On January 16, 2013, Clarke signed a contract midway through the 2012–13 season to return for a third stint with Tappara of the Finnish SM-liiga.

==Career statistics==
| | | Regular season | | Playoffs | | | | | | | | |
| Season | Team | League | GP | G | A | Pts | PIM | GP | G | A | Pts | PIM |
| 1994–95 | Wellington Dukes | MetJHL | 48 | 2 | 13 | 15 | 18 | — | — | — | — | — |
| 1995–96 | Wellington Dukes | MetJHL | 51 | 6 | 24 | 30 | 78 | — | — | — | — | — |
| 1996–97 | St. Lawrence University | ECAC | 34 | 1 | 6 | 7 | 20 | — | — | — | — | — |
| 1997–98 | St. Lawrence University | ECAC | 33 | 1 | 6 | 7 | 66 | — | — | — | — | — |
| 1998–99 | St. Lawrence University | ECAC | 39 | 3 | 13 | 16 | 44 | — | — | — | — | — |
| 1999–00 | St. Lawrence University | ECAC | 36 | 6 | 17 | 23 | 24 | — | — | — | — | — |
| 1999–00 | Worcester IceCats | AHL | — | — | — | — | — | 2 | 0 | 0 | 0 | 0 |
| 2000–01 | Worcester IceCats | AHL | 67 | 7 | 25 | 32 | 26 | 1 | 0 | 0 | 0 | 0 |
| 2000–01 | Peoria Rivermen | ECHL | 2 | 1 | 0 | 1 | 0 | — | — | — | — | — |
| 2000–01 | St.
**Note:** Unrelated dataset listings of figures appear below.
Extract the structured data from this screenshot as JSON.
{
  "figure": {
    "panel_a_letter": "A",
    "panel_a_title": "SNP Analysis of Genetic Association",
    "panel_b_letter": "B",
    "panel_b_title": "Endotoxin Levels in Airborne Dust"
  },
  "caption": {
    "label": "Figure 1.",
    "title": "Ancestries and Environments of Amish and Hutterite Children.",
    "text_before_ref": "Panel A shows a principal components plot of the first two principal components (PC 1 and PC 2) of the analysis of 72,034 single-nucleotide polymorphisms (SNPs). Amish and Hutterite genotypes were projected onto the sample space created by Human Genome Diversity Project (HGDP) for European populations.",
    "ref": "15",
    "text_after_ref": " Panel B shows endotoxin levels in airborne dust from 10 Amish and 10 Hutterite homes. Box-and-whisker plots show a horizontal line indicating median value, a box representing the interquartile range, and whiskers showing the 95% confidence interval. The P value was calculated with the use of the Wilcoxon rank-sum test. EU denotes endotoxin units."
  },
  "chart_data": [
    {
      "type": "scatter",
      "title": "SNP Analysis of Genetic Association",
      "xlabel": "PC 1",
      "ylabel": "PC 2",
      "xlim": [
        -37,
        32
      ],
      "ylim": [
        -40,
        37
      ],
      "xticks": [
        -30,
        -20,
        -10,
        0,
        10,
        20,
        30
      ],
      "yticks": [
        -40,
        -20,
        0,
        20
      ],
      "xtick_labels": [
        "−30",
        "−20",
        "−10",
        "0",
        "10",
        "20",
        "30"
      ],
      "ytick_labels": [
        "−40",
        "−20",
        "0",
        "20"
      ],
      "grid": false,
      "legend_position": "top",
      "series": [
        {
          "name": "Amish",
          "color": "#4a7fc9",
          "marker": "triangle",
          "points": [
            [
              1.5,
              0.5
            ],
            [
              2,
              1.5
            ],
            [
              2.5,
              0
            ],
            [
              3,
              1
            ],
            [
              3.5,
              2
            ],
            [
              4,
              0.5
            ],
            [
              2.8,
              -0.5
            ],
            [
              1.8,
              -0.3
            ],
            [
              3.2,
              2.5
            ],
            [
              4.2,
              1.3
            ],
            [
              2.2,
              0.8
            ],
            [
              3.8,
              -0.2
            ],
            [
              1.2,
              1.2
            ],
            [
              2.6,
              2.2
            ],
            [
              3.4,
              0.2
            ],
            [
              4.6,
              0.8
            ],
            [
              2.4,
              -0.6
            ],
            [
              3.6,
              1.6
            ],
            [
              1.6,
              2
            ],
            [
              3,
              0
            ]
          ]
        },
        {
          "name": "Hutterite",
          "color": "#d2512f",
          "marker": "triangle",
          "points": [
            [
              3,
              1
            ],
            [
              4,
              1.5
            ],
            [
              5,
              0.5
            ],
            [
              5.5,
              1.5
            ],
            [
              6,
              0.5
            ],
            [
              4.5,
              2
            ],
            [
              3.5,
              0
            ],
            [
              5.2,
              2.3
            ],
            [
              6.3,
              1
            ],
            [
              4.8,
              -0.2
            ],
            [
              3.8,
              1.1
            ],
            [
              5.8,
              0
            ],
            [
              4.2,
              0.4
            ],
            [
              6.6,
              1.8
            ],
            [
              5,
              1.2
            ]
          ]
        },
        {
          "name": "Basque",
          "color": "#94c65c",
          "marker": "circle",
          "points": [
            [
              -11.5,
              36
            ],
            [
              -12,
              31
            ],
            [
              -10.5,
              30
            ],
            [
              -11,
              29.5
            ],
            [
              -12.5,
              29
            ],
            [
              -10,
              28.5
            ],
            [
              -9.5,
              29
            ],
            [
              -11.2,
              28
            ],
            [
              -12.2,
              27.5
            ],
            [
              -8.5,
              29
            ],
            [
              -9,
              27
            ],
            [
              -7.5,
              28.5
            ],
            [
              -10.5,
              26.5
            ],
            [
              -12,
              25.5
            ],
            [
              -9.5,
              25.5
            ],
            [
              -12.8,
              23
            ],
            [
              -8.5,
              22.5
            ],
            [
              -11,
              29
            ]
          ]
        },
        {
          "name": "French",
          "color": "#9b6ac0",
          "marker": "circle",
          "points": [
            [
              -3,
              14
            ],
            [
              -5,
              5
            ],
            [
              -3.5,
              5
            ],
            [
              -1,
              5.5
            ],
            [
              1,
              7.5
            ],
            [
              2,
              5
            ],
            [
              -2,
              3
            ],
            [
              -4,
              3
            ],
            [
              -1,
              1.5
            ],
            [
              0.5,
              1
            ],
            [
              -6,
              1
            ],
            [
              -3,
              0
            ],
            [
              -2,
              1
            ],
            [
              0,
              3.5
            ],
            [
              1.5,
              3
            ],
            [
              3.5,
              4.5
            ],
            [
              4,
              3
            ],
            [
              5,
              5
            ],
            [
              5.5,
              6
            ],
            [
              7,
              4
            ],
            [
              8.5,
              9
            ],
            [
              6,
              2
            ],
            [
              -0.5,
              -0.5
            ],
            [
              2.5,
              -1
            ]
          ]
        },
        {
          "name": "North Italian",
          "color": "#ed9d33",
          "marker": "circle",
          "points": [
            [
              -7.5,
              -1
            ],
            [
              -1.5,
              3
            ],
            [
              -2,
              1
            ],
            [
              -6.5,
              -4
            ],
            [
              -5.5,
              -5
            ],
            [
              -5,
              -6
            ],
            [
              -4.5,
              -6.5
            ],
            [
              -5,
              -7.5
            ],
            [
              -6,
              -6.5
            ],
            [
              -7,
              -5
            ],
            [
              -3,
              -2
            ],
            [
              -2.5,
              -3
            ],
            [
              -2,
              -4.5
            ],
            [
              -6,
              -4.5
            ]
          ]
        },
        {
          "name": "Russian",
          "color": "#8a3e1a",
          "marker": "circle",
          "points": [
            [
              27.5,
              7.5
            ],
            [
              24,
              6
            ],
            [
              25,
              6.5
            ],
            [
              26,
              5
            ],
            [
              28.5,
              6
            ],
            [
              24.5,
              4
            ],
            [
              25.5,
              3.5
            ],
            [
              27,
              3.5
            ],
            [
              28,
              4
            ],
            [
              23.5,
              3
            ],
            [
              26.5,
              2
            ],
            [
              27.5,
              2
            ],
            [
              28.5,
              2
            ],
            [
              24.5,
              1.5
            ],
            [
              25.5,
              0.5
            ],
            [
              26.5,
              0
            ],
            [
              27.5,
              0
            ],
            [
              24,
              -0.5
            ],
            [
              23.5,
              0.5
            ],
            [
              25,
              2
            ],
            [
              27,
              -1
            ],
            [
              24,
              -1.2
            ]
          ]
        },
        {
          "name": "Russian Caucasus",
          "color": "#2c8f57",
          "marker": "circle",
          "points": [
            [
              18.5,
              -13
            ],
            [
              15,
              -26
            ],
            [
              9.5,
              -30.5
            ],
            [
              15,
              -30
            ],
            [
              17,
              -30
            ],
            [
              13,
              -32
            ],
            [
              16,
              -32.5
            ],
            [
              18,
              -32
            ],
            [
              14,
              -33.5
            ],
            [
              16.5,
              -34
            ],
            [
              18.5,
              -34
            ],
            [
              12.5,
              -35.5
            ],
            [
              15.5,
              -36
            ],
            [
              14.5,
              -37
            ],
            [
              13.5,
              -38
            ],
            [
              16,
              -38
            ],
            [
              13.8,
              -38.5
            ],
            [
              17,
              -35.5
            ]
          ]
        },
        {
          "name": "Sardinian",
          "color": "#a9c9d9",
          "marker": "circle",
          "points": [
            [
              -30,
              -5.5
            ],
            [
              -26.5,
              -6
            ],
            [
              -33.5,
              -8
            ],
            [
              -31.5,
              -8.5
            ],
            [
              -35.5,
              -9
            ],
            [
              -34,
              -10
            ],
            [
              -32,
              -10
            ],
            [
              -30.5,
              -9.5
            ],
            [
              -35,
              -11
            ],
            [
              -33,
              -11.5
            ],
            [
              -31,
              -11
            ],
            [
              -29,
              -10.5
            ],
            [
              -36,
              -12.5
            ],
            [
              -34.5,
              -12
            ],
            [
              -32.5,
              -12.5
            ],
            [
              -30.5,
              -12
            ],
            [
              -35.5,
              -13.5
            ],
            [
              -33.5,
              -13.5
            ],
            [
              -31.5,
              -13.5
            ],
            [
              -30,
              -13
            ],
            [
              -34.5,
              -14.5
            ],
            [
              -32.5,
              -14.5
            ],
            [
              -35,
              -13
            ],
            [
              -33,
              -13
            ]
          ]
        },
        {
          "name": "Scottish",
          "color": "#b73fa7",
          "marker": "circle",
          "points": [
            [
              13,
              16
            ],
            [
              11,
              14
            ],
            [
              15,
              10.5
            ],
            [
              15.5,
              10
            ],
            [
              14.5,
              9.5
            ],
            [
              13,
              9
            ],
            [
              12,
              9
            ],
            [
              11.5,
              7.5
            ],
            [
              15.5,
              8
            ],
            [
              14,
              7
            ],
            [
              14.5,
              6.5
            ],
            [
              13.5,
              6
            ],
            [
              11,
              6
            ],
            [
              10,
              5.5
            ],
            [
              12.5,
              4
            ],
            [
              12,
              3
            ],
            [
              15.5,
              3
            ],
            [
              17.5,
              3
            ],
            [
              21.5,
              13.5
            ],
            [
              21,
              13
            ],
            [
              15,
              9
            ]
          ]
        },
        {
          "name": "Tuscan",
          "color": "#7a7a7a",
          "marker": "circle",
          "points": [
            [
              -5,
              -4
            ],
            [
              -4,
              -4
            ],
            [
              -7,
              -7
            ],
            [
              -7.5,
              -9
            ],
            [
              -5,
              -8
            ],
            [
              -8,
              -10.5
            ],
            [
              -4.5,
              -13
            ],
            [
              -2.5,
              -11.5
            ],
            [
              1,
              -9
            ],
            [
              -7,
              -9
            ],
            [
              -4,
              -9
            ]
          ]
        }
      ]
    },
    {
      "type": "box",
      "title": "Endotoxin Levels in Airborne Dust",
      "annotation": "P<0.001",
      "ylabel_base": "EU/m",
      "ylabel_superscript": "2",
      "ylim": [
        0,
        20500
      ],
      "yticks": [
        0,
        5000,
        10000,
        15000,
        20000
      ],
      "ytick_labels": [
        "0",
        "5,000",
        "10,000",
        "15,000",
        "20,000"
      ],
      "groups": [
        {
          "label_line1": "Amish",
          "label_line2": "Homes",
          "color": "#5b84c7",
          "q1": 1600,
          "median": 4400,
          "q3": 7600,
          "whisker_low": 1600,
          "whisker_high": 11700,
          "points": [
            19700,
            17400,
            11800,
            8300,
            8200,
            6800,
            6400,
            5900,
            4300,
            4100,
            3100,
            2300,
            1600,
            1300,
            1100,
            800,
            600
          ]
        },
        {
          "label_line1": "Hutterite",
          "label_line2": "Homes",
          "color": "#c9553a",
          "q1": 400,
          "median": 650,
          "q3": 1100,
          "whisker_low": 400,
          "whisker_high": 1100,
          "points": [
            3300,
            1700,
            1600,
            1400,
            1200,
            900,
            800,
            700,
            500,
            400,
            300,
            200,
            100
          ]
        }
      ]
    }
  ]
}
Louis Blues | NHL | 3 | 0 | 0 | 0 | 0 | — | — | — | — | — |
| 2001–02 | Worcester IceCats | AHL | 72 | 2 | 10 | 12 | 32 | — | — | — | — | — |
| 2002–03 | Hershey Bears | AHL | 33 | 1 | 5 | 6 | 12 | — | — | — | — | — |
| 2002–03 | Cincinnati Mighty Ducks | AHL | 13 | 1 | 6 | 7 | 6 | — | — | — | — | — |
| 2003–04 | Tappara | SM-l | 48 | 2 | 3 | 5 | 55 | 3 | 0 | 0 | 0 | 0 |
| 2004–05 | Wolfsburg Grizzly Adams | DEL | 49 | 3 | 10 | 13 | 54 | — | — | — | — | — |
| 2005–06 | Kassel Huskies | DEL | 52 | 5 | 12 | 17 | 44 | — | — | — | — | — |
| 2006–07 | Tappara | SM-l | 56 | 13 | 20 | 33 | 63 | 5 | 0 | 1 | 1 | 2 |
| 2007–08 | Blues | SM-l | 26 | 3 | 15 | 18 | 42 | 9 | 1 | 5 | 6 | 10 |
| 2008–09 | Blues | SM-l | 43 | 7 | 12 | 19 | 30 | 4 | 1 | 1 | 2 | 4 |
| 2009–10 | HIFK | SM-l | 55 | 8 | 17 | 25 | 34 | 6 | 0 | 3 | 3 | 4 |
| 2010–11 | Brynäs IF | SEL | 53 | 4 | 14 | 18 | 34 | 5 | 0 | 1 | 1 | 4 |
| 2011–12 | Blues | SM-l | 36 | 3 | 8 | 11 | 22 | 14 | 1 | 1 | 2 | 12 |
| SM-liiga totals | 264 | 36 | 75 | 111 | 246 | 41 | 3 | 11 | 14 | 32 | | |
| NHL totals | 3 | 0 | 0 | 0 | 0 | — | — | — | — | — | | |

==Transactions==
- July 24, 1999 - Signed as a free agent by the St. Louis Blues
- December 5, 2002 - Traded to Colorado by St. Louis for future considerations.